Prices continued to rise across the board Wednesday, spurred largely by the previous day’s spike of 32.6 cents by November futures for the first daily close above $5 since January. However, there was some indication that the cash market is beginning — at least temporarily — to acknowledge that weather-based fundamentals have been getting weaker after virtually all gains shrank Wednesday and not all of them were in double digits as was the case Tuesday.

An uptick of a little less that C5 cents at Westcoast Station 2 barely kept all-points firmness in play; other gains ranged from a little less than a dime to a little more than 35 cents.

After meandering back and forth to either side of unchanged during the day, prompt-month futures finally settled at a loss of 6.1 cents despite substantial strength in Nymex’s petroleum-related energy offerings (see related story).

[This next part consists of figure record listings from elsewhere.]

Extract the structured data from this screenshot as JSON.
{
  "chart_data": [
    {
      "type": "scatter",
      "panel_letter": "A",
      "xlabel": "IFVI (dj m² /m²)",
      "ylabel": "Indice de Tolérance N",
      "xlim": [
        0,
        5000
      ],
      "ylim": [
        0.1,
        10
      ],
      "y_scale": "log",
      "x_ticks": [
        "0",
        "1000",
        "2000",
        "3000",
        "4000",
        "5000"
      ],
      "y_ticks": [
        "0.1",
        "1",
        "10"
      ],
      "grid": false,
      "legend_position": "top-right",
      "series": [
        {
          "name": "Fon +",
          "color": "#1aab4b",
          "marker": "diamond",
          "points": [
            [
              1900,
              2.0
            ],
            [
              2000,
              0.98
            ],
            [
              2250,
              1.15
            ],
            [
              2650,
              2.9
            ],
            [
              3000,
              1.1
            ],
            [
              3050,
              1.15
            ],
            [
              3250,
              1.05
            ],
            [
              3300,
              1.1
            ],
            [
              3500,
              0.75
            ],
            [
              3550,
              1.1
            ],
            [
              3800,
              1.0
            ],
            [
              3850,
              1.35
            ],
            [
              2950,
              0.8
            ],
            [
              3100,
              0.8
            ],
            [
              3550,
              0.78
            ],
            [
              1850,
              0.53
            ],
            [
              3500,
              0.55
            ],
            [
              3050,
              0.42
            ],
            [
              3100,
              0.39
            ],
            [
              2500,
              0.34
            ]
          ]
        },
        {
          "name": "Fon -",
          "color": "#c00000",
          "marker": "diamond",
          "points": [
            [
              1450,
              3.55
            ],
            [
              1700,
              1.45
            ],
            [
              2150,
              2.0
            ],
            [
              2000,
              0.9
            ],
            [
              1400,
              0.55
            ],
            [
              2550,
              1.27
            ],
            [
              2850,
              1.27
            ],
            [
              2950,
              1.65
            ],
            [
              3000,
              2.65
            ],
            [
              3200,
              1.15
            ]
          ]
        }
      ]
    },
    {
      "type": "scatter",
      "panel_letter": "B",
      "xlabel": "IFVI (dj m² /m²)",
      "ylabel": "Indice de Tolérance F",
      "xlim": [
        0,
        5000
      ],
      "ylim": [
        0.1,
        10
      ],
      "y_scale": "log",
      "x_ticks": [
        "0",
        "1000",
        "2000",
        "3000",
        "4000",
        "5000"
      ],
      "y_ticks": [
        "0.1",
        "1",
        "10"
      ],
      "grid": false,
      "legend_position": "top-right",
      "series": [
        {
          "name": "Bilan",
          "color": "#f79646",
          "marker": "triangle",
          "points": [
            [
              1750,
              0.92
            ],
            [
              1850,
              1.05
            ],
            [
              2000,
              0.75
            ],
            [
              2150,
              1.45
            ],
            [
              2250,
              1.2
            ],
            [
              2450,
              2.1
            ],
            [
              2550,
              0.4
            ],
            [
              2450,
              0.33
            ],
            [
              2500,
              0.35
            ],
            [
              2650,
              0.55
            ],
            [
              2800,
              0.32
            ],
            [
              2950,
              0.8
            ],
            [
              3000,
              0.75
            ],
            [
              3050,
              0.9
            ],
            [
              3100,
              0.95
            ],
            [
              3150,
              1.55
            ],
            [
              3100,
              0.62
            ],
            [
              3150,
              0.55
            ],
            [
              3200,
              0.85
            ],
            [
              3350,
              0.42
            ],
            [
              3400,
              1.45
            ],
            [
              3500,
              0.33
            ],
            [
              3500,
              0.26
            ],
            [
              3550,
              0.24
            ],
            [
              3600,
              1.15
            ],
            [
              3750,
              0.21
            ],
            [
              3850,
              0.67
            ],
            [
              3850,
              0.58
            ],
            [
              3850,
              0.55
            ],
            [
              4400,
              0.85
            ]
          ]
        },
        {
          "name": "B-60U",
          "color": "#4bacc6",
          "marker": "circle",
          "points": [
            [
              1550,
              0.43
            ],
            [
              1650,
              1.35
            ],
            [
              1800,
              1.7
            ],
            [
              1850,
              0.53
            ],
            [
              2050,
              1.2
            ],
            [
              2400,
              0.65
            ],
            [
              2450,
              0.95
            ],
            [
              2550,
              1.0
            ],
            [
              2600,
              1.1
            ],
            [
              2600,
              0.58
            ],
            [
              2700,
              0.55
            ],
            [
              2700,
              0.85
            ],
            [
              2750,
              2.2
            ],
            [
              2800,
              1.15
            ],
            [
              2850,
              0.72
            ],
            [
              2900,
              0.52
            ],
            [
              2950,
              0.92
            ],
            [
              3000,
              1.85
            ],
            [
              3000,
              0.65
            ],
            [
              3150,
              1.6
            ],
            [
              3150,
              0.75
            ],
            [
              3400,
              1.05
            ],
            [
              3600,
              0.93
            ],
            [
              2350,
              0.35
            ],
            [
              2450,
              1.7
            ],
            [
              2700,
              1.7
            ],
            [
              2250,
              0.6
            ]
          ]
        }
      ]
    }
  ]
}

The modest amount of market buzz created Tuesday by Atlantic tropical developments was fading quickly. A low-pressure area over the southwestern Caribbean Sea and parts of Central America was nearly stationary and still poorly disorganized with a low chance of development, if any, the National Hurricane Center said Wednesday. Meanwhile, it no longer had a tropical wave west of the Cape Verde Islands on its Atlantic map.

Canada, the Rockies and a few locations in New England were the only areas where lows around freezing or slightly less remained in the Thursday forecast. Otherwise the mid to upper 30s is about as cold as it’s getting in northern market areas, and daytime highs in the 50s and 60s are fairly moderate for the most part. Weather Central even predicted that New York City and Philadelphia will reach the 73-74 area Thursday.

A touch — but not much — of cooling load might be resurfacing in parts of the South as some sections are due to peak in the low to mid 80s. Parts of the South Atlantic area were a notable exception, though, with Atlanta not expected to get above the low 70s.

Outages of nuclear units at three western plants were believed to have a role in keeping many regional prices strong in spite of generally moderate conditions outside the Rockies.

A Gulf Coast trader said one of her company’s producer clients certainly considered nuclear plant outages a price booster, estimating that they were resulting in 1.2 Bcf/d of extra gas demand. Also, she thought some of the recent cash strength was because “gas is a bargain compared to the futures strip.”

The trader said “the markets [buyers] are trying” to get November deals going, but she was still waiting on her producer clients to get their price/supply ducks in a row, so to speak. She reported not seeing any bidweek deals getting done on IntercontinentalExchange; some bids and offers were being posted, she added, but nothing was getting hit.

A Southwestern utility buyer said his region was just about through with summer, with the company having little air conditioning load left. It will take until late November before some significant heating load arrives for the first time since last winter, he said. He agreed that nuke outages were helping support western gas prices.

Downward pressure on prices from near-full storage is easing a bit. Last week’s cold snap in the South must have caused some significant draws from the two storage facilities of Southern Natural Gas. Whereas the pipeline had reported being 97% full on its total working capacity of 60.0 Bcf as recently as Oct. 1, it said that last Thursday (Oct. 15) inventory stood at 56.1 Bcf, or 93% of capacity. That compares with 53.2 Bcf (89%) on Oct. 16, 2008 and 55.3% (92%) on Oct. 18, 2007.

Cameron Horwitz of SunTrust Robinson Humphrey (STRH) said he expects a 25 Bcf storage build to be reported for the week ending Oct. 16. The lower sequential injection is largely attributable to great heating demand, he said, as heating degree days increased more than 50% from the previous week.

In a Wednesday advisory, STRH said gas market bulls recently “have gotten jazzed up” over private weather forecasts of impending colder-than-normal winter weather. “Some prognosticators are even calling for the most frigid conditions in over a decade, which would imply colder conditions than the [2000-01] heating season.” To place things in context, that season experienced roughly 15% more heating degree days than the average one, STRH said, and assuming a similar situation this winter, “we would expect to see roughly 750 Bcf more gas withdrawn from storage” than would otherwise occur, all other things being equal.